To track the processes of Fe(III) reduction and CH₄ and CO₂ production, slurries were prepared by mixing 50 g of sediment and 50 mL of Milli-Q water in 120 mL serum bottles together with a Teflon-coated magnetic bar. Bottles were flushed with nitrogen (N₂) to ensure incubation under anoxic conditions. Each bottle was sealed with a rubber stopper and a crimp cap (20 mm, open center). A thick needle (2.10 × 80 mm, 14 g) was inserted through the rubber stopper and a stopcock (three-way, male, with a lock) connected for the purpose of sampling. Triplicates of each unit were incubated in the dark under two different temperature conditions: at 4°C and 21°C. An additional incubation was run at 4°C with OM amendment. We are aware that the 21°C incubations are unrealistic with respect to in situ conditions. Nevertheless, we included these studies to investigate the potential of the studied processes as well as their sensitivity to increased temperatures. We chose 21°C because at this temperature both the mesophilic and psychrotrophic fractions of the microbial community are supposed to be active. For the incubations with addition of OM, dry beech leaves were crushed in a mortar and autoclaved. One gram of dry leaf material was added to each bottle before being sealed. We carried out OM amendment studies to evaluate the quality of the indigenous organic matter. Beech leaves were chosen for OM amendment because in our view, they represent a realistic carbon source to address our research questions. The slurries were stagnant in between samplings and only stirred during sampling of slurry and gas samples with syringes.

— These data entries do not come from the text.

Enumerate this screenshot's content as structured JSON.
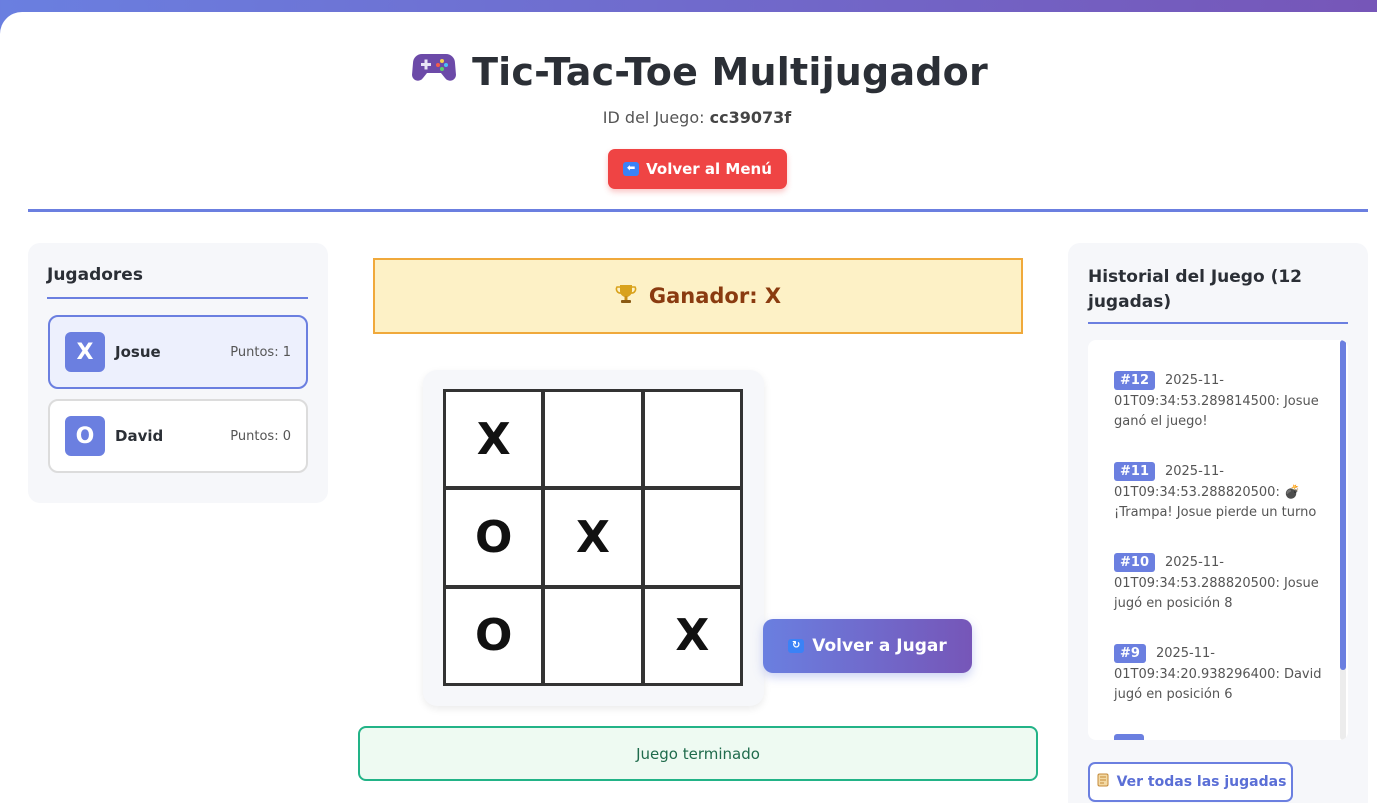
{
  "header": {
    "title": "Tic-Tac-Toe Multijugador",
    "title_icon": "gamepad-icon",
    "game_id_label": "ID del Juego:",
    "game_id": "cc39073f",
    "back_label": "Volver al Menú",
    "back_icon": "left-arrow-icon"
  },
  "players": {
    "title": "Jugadores",
    "list": [
      {
        "symbol": "X",
        "name": "Josue",
        "score": "Puntos: 1",
        "active": true
      },
      {
        "symbol": "O",
        "name": "David",
        "score": "Puntos: 0",
        "active": false
      }
    ]
  },
  "game": {
    "winner_text": "Ganador: X",
    "winner_icon": "trophy-icon",
    "board": [
      "X",
      "",
      "",
      "O",
      "X",
      "",
      "O",
      "",
      "X"
    ],
    "replay_label": "Volver a Jugar",
    "replay_icon": "refresh-icon",
    "status": "Juego terminado"
  },
  "history": {
    "title": "Historial del Juego (12 jugadas)",
    "entries": [
      {
        "num": "#12",
        "text": "2025-11-01T09:34:53.289814500: Josue ganó el juego!"
      },
      {
        "num": "#11",
        "text": "2025-11-01T09:34:53.288820500: 💣 ¡Trampa! Josue pierde un turno"
      },
      {
        "num": "#10",
        "text": "2025-11-01T09:34:53.288820500: Josue jugó en posición 8"
      },
      {
        "num": "#9",
        "text": "2025-11-01T09:34:20.938296400: David jugó en posición 6"
      }
    ],
    "all_label": "Ver todas las jugadas",
    "all_icon": "scroll-icon"
  },
  "colors": {
    "accent": "#6b7fe0",
    "danger": "#ef4444",
    "winner_bg": "#fdf1c6",
    "status_border": "#22b387"
  }
}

Fe(II), Fe(III), CH₄, and CO₂ measurements

Sampling was conducted approximately every third day (including initial measurements immediately after serum bottles were sealed). To ensure consistency of the collected subsamples, the bottles were put on a magnetic stirring plate (1,200 rpm, Heidolph MR Hei-Standard) while sampling. A 1 mL syringe was filled with oxygen-free N₂ and injected into the bottle through the stopcock. A subsample was taken out and approximately 0.1 g (precise amount determined gravimetrically) of the slurry was added to 0.9 mL of hydrochloric acid (HCl) in a 1.5 mL Eppendorf tube (for Fe(II) and Fe(III) measurements) and vortexed briefly. Fe was extracted over a period of 24 hours with 1 M HCl (Braunschweig et al. 2012). Quantification of Fe was carried out using the FerroZine assay as described in Braunschweig et al. (2012). After centrifuging the samples at 13,400 rpm for 2 minutes (Eppendorf MiniSpin), 3 to 5 μL of the acidified sample was mixed with FerroZine solution to a final volume of 300 μL in a microtiter plate (96-well, F, Sarstedt, Germany). Absorbance was measured on a plate reader (FLUOstar Omega) at 562 nm.

For Fe(III) measurements, an aliquot (100 μL) of the acidified sample was added to 900 μL of 1 M hydroxylamine hydrochloride (HONH₂·HCl) in an Eppendorf tube and mixed at 1,000 rpm for 15 minutes at room temperature (Eppendorf Thermomixer 5437) to reduce total Fe(III) to Fe(II). An aliquot (3–5 μL) was mixed with the FerroZine solution and absorbance was measured as described above. Fe(III) was calculated as the difference between total extractable Fe and Fe(II).

The iron reduction rate was estimated by fitting Fe(II) concentration data to three linear models (one for each unit) using the lm function in R v4.0.5 (R Core Team 2021). Differences in rates between the three treatments in each unit were tested using the emtrends and pairs functions from the emmeans package v1.5.5–1 (Lenth 2021). Comparisons where p < .05 were considered significantly different rates.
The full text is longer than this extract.